Verwendet man die Funktionen ls() und objects() innerhalb von Funktionen, kann man damit sehr gut den Begriff der Umgebung erklären: Der Aufruf von ls() (und gleichwertig objects()) führt zu einem anderen Ergebnis je nachdem ob sie außerhalb oder innerhalb einer Funktion aufgerufen werden. Grob kann man dies folgendermaßen erklären: Die Umgebung ist in R diejenige Datenstruktur, die die Gültigkeitsbereiche der Objekte festlegt. Ein Aufruf von ls() (oder objects()) zeigt diejenigen Objekte an, die sich in der Umgebung befinden, in der der Aufruf stattfindet.

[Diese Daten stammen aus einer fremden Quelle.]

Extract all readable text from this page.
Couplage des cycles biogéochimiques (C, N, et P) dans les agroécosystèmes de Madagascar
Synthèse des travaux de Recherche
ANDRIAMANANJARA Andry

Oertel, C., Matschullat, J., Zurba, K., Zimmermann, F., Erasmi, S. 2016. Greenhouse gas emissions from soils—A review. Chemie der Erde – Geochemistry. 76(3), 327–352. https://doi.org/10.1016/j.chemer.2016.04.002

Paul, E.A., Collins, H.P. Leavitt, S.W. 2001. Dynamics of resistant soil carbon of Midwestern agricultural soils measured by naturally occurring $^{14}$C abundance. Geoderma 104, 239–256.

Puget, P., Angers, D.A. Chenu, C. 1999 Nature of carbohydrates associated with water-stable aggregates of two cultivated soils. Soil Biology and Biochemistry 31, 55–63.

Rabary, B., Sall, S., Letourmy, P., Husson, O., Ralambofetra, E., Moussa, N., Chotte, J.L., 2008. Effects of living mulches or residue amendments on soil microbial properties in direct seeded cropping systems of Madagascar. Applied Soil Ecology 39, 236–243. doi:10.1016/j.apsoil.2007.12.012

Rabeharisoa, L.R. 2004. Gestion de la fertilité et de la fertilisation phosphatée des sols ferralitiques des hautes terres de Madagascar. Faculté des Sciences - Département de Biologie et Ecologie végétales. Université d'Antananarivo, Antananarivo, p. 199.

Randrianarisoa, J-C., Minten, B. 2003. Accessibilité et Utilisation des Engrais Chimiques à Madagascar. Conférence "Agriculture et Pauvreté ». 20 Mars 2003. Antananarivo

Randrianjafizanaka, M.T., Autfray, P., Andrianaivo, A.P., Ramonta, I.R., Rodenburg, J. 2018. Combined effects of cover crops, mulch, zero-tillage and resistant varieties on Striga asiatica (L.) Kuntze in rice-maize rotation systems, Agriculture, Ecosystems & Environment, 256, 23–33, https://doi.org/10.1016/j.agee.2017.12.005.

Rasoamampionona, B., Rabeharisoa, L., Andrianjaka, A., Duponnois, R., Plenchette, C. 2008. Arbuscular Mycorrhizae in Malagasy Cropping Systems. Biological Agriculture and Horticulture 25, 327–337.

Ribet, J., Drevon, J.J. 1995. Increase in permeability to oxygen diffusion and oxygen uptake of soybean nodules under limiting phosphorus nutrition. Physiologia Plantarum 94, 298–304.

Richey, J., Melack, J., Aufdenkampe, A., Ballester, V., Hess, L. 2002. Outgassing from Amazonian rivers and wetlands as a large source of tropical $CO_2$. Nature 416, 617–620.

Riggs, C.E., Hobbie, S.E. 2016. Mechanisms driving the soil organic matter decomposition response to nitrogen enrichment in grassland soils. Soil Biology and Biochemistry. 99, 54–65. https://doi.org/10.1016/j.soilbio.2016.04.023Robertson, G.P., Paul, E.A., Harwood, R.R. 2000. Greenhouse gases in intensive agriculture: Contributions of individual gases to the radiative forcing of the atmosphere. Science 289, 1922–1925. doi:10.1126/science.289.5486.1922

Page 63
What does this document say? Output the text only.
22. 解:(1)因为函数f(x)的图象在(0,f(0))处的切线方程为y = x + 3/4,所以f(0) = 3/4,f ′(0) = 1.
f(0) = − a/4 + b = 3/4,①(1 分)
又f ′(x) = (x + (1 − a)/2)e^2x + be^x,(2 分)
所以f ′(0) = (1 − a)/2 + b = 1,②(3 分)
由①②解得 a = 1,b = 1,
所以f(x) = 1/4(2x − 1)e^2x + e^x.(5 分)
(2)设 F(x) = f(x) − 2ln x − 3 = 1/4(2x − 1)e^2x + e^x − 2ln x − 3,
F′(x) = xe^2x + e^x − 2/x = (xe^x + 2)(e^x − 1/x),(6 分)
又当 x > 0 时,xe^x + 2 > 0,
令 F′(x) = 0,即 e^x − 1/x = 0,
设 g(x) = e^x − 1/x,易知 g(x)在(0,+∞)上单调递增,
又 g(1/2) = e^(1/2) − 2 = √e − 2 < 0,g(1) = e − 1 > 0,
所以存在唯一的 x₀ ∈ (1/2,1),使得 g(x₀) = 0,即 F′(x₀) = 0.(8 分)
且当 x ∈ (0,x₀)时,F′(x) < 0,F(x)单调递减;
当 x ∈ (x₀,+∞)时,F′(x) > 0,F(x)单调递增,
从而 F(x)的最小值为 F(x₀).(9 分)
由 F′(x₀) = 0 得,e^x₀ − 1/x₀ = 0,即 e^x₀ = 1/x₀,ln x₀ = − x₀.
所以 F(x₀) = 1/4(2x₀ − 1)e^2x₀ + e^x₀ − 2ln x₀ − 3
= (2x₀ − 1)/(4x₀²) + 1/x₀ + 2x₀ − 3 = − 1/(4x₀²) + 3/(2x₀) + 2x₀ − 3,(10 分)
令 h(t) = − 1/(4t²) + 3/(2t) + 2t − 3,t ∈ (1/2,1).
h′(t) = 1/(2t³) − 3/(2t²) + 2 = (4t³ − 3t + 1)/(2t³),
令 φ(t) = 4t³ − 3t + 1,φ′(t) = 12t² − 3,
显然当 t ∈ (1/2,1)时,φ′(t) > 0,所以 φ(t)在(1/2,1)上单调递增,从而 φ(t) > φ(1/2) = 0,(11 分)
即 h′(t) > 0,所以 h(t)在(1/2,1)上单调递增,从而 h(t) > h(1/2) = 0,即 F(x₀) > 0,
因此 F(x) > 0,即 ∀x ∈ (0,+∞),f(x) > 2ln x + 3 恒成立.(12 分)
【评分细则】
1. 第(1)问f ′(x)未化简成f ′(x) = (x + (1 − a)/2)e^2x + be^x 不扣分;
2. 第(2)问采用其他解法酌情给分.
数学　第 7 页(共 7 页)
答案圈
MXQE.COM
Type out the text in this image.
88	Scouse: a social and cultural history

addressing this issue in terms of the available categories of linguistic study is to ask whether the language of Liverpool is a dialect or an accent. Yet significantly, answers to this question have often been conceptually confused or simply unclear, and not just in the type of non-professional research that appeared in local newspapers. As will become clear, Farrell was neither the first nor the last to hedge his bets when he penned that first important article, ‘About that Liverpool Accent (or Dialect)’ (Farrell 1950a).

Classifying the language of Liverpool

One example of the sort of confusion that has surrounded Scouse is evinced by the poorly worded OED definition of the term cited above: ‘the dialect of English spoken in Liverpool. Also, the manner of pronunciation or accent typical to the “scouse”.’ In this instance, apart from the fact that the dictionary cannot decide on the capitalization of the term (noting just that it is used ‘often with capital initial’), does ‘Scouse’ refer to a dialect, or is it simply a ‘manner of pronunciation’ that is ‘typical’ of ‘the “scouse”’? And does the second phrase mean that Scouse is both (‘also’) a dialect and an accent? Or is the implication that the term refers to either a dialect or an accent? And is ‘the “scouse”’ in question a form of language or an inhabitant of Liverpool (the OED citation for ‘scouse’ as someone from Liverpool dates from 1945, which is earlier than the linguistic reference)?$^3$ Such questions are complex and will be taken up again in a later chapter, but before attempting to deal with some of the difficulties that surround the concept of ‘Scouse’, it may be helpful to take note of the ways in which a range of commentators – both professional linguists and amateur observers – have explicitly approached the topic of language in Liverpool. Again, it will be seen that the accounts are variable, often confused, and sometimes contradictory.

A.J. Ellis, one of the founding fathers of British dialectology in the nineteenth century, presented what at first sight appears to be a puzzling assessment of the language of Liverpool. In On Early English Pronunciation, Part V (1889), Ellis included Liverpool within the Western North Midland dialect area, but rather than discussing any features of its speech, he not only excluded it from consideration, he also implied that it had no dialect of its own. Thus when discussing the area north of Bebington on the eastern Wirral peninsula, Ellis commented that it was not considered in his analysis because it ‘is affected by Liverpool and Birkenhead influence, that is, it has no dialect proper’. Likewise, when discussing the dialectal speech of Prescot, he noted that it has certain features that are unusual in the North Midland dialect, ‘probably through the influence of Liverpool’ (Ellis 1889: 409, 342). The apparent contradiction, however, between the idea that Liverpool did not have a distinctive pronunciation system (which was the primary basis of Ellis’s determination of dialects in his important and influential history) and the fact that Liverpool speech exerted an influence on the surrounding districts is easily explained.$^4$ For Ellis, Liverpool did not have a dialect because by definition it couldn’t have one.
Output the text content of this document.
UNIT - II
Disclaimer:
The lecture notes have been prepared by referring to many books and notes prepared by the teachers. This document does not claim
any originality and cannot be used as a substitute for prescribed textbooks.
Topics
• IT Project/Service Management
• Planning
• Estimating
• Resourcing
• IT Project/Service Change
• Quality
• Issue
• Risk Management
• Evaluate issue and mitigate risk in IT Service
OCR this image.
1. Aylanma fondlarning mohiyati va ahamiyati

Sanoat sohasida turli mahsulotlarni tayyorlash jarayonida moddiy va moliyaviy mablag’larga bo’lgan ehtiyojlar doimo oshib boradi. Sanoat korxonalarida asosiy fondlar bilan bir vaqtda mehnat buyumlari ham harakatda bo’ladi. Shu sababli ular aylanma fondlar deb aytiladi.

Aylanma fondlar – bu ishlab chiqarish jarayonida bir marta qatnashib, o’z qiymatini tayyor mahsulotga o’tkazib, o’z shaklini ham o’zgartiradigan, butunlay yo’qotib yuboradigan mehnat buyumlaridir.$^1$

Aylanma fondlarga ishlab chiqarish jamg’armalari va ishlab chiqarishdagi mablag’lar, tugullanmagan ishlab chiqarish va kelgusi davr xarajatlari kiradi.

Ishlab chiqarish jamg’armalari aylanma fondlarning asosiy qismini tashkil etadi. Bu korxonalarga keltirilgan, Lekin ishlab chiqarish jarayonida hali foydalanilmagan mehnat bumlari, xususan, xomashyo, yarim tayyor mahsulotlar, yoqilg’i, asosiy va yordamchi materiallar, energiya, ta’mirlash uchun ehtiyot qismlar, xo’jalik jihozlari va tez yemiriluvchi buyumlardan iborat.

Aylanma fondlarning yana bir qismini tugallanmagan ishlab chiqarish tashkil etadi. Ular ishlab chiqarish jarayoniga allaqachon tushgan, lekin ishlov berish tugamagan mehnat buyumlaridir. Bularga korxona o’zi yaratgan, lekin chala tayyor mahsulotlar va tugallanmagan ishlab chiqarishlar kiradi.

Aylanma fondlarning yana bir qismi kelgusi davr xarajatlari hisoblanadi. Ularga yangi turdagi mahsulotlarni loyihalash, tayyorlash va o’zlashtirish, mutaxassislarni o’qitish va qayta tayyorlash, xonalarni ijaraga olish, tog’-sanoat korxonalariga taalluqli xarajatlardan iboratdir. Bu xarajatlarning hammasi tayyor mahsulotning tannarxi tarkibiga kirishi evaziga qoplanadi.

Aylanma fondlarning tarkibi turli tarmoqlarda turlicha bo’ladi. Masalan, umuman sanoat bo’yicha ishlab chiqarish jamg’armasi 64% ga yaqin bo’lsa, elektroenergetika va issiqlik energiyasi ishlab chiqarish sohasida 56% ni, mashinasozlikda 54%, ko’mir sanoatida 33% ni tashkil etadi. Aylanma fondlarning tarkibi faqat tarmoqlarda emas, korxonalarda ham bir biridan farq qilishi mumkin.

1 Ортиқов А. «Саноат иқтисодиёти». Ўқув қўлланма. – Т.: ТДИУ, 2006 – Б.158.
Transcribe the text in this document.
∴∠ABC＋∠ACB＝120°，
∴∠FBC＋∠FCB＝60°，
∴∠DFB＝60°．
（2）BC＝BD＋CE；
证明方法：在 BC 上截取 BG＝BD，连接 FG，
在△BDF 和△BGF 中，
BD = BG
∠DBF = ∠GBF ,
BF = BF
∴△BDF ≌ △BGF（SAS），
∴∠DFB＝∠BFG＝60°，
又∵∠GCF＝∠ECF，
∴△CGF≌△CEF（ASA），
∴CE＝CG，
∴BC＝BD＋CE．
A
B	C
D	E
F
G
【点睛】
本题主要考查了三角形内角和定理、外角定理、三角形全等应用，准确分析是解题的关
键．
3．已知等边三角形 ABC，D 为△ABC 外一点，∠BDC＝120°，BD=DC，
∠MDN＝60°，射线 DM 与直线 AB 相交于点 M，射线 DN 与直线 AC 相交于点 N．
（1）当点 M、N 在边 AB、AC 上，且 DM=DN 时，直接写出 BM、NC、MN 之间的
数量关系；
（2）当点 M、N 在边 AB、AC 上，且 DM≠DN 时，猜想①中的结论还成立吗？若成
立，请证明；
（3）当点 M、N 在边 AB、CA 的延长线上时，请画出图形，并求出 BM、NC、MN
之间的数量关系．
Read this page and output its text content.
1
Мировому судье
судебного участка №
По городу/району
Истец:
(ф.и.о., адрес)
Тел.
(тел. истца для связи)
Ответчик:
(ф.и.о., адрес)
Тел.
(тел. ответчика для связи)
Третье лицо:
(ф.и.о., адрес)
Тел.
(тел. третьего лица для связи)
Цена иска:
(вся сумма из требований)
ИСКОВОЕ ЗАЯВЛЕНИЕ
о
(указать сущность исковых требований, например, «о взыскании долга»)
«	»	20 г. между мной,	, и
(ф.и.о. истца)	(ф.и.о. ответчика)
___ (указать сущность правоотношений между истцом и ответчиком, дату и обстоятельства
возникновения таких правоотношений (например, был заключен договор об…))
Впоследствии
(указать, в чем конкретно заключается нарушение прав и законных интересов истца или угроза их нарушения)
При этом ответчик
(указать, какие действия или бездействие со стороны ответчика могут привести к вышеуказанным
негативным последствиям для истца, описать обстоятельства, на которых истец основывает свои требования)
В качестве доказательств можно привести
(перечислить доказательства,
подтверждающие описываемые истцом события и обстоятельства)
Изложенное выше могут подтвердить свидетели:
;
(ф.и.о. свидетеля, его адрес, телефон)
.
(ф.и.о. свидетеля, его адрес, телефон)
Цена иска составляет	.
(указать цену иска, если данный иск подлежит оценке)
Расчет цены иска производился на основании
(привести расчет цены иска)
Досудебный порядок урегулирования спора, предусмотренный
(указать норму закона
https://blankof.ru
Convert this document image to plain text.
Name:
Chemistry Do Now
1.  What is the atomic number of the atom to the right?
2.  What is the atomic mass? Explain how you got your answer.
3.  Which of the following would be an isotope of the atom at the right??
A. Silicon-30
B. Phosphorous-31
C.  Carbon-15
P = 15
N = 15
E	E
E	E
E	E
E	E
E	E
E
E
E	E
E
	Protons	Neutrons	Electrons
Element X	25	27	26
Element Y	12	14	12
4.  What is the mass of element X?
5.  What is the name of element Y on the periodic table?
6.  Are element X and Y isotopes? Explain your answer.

Das folgende Beispiel zeigt die Objekte in zwei Umgebungen:

  1. Die Objekte in der globalen Umgebung (global environment), die man mit dem workspace gleichsetzen kann.
  2. Die Objekte innerhalb einer selbstdefinierten Funktion; sie werden meist als die lokalen Variablen der Funktion bezeichnet.
rm(list = ls())

ls()
# character(0)
objects()
# character(0)

weightedMean <- function(x, m){
  cat("ls(): ", ls(), "\n")
  str(ls())
  cat("objects(): ", objects(), "\n")
  return(sum(x * m) / sum(m))
}

weightedMean(x = (1:3), m = c(1, 1, 3))
# ls():  m x 
#  chr [1:2] "m" "x"
# objects():  m x 
# [1] 2.4

ls()
# [1] "weightedMean"
str(ls())
# chr "weightedMean"
objects()
# [1] "weightedMean"

rm(list = ls())

weightedMean <- function(x, m){
  z <- sum(x * m)
  weights <- sum(m)
  
  cat("ls(): ", ls(), "\n")
  cat("objects(): ", objects(), "\n")
  return(z / weights)
}

weightedMean(x = (1:3), m = c(1, 1, 3))
# ls():  m weights x z 
# objects():  m weights x z 
# [1] 2.4

ls()
# [1] "weightedMean"

Zeile 1: Es werden alle Objekte im workspace gelöscht.

Zeile 3 bis 6: Sowohl ls() als auch objects() zeigen keine Objekte an; man erkennt, dass die Namen der Objekte als character-Vektoren ausgegeben werden sollen.

Zeile 8 bis 13: Die Funktion weightedMean() wird definiert. Eigentlich soll sie nur den Rückgabewert aus Zeile 12 berechnen. Es sind zusätzlich Ausgaben vorgesehen:

Zeile 15: Die Funktion weightedMean() wird aufgerufen. Die Ausgaben in den Zeilen 16 bis 18 stammen von den cat()-Befehlen.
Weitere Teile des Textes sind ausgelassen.